"Superman" Flies, But Does He Sore?

Published on 23 September 2025 at 12:58

James Gunn’s Superman is a film that lives in tension with itself. It is playful, sincere, and oddly lightweight — a work that gestures at rejuvenating the Man of Steel while constantly tripping over the weight of its own ambitions. I didn’t dislike it. In fact, there are stretches of charm and sincerity that are difficult to dismiss. But as a whole, it never quite lands.

 

There’s something refreshing about a Superman who isn’t steeped in solemnity. Gunn takes the character back to basics: awkward, corny, a little fractured but fundamentally good-hearted. This is not a tortured god wrestling with metaphysical burdens, but a man trying to balance decency with the absurd scale of his world. In flashes, it feels right. Superman smiles, makes mistakes, and carries a vulnerability that allows him to be more human than divine.

 

The trouble is that sincerity alone isn’t enough. Scenes often wash over without consequence, like comic strips stitched together without any glue to hold them. Conflicts appear, threaten significance, and then vanish. The film has the buoyancy of a cartoon, zany and quick-footed, but rarely tethered to emotional weight. The more it moves, the less it seems to matter.

 

Part of the problem lies in its structure. Gunn throws us straight into Superman’s life — no origin, no gradual introduction — which in theory avoids well-worn clichés. But rather than freedom, the choice breeds chaos. The narrative spirals into an endless stream of dust-ups, black holes, collapsing cities, and cosmic calamities that blur into one another. It becomes difficult to care when everything is so big, so constant, and so detached from the characters we’re meant to follow. I found myself longing for something smaller: a quiet evening between Clark and Lois, a moment where the story paused to remember why Superman matters at all. Which is what made that small, quiet scene where Lois interviews Clark as Superman, so magical, human—and well-needed. For me, it sidesteps all the fun and chaos, making it the best and most memorable part of the film, and the most earned character work for the new Superman.

And yet, I can’t call it a failure. Gunn clearly believes in this character, and in those fleeting glimpses — the humour, the warmth, the clumsy sincerity — there’s an honest attempt to remind us why Superman has endured for nearly a century. David Corenswet, in particular, captures that balance of kindness and uncertainty, grounding the film in a performance that feels genuinely earnest.

 

What the film lacks, however, is coherence. It wants to be a return to basics and a universe-builder all at once. It wants to be funny and sincere, but also operatic and world-ending.

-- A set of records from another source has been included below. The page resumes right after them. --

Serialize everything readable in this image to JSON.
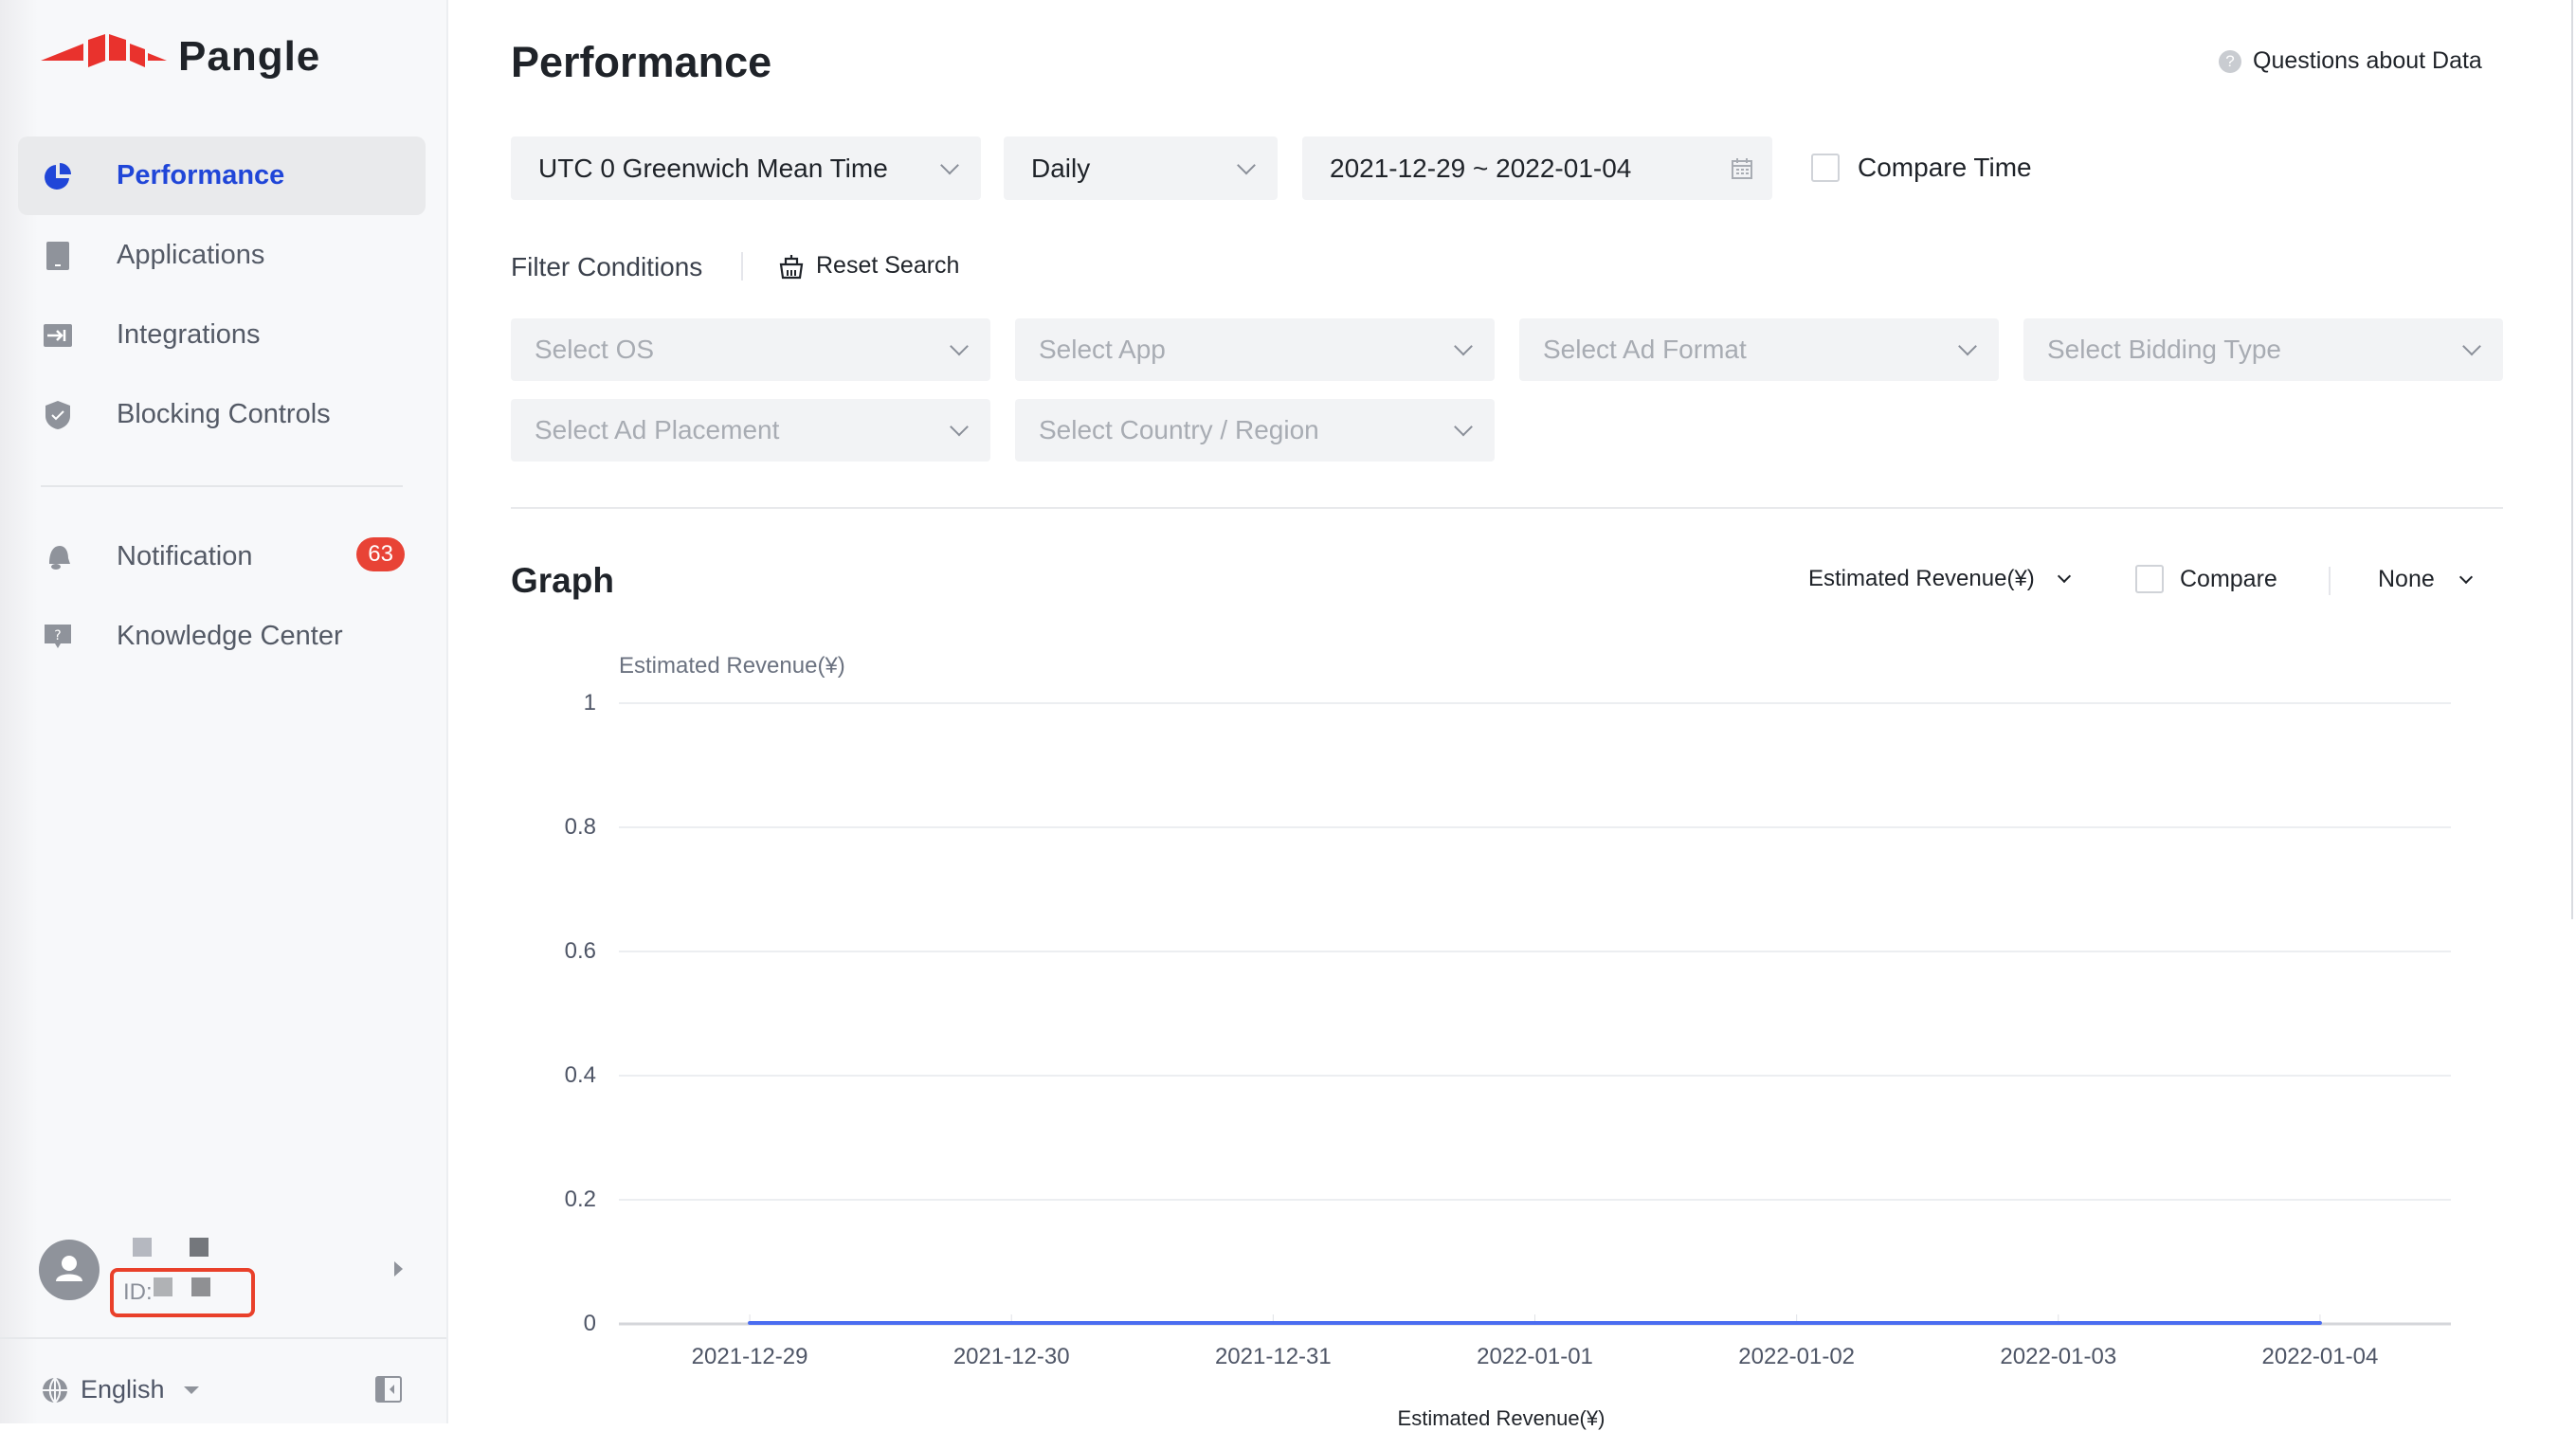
{
  "sidebar": {
    "logo": "Pangle",
    "items": [
      {
        "label": "Performance",
        "icon": "pie-chart-icon",
        "active": true
      },
      {
        "label": "Applications",
        "icon": "tablet-icon"
      },
      {
        "label": "Integrations",
        "icon": "integration-icon"
      },
      {
        "label": "Blocking Controls",
        "icon": "shield-check-icon"
      },
      {
        "label": "Notification",
        "icon": "bell-icon",
        "badge": "63"
      },
      {
        "label": "Knowledge Center",
        "icon": "question-bubble-icon"
      }
    ],
    "user": {
      "id_label": "ID:"
    },
    "language": "English"
  },
  "header": {
    "title": "Performance",
    "help_link": "Questions about Data"
  },
  "toolbar": {
    "timezone": "UTC 0 Greenwich Mean Time",
    "granularity": "Daily",
    "date_range": "2021-12-29 ~ 2022-01-04",
    "compare_time": "Compare Time",
    "compare_time_checked": false
  },
  "filters": {
    "title": "Filter Conditions",
    "reset": "Reset Search",
    "placeholders": [
      "Select OS",
      "Select App",
      "Select Ad Format",
      "Select Bidding Type",
      "Select Ad Placement",
      "Select Country / Region"
    ]
  },
  "graph": {
    "title": "Graph",
    "metric": "Estimated Revenue(¥)",
    "compare": "Compare",
    "compare_checked": false,
    "breakdown": "None"
  },
  "chart_data": {
    "type": "line",
    "ylabel": "Estimated Revenue(¥)",
    "categories": [
      "2021-12-29",
      "2021-12-30",
      "2021-12-31",
      "2022-01-01",
      "2022-01-02",
      "2022-01-03",
      "2022-01-04"
    ],
    "series": [
      {
        "name": "Estimated Revenue(¥)",
        "values": [
          0,
          0,
          0,
          0,
          0,
          0,
          0
        ],
        "color": "#4a6cf0"
      }
    ],
    "yticks": [
      "0",
      "0.2",
      "0.4",
      "0.6",
      "0.8",
      "1"
    ],
    "ylim": [
      0,
      1
    ],
    "grid": true,
    "legend": "bottom"
  }
}
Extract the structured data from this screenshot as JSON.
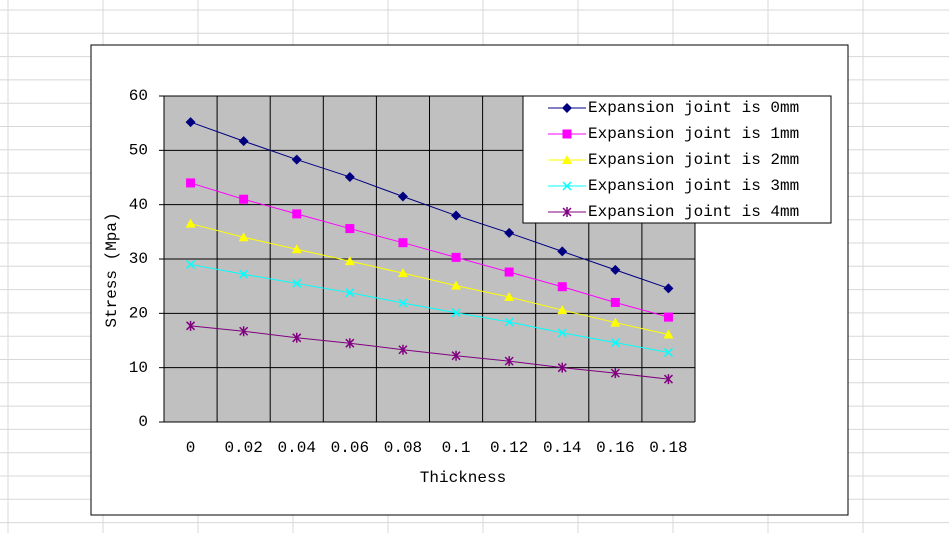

It wants to be light and breezy, yet to carry the emotional charge of myth. In trying to be all of these things, it ends up suspended in the middle, never fully committing in any direction.

 

For me, Superman is less a story than a patchwork of intentions. It’s enjoyable in fragments, but emotionally weightless as a whole. It gestures at the Superman film audiences have been waiting for, but never quite finds the gravity to hold itself together.

 

Superman, as a character, has always thrived on conviction — the unwavering belief that hope, goodness, and love can withstand the world’s cynicism. This film never seems to fully believe in itself. And maybe that’s why, despite its sincerity, I left wishing it had given me something more to hold onto, than simply looking forward to seeing Mr. Terrific again.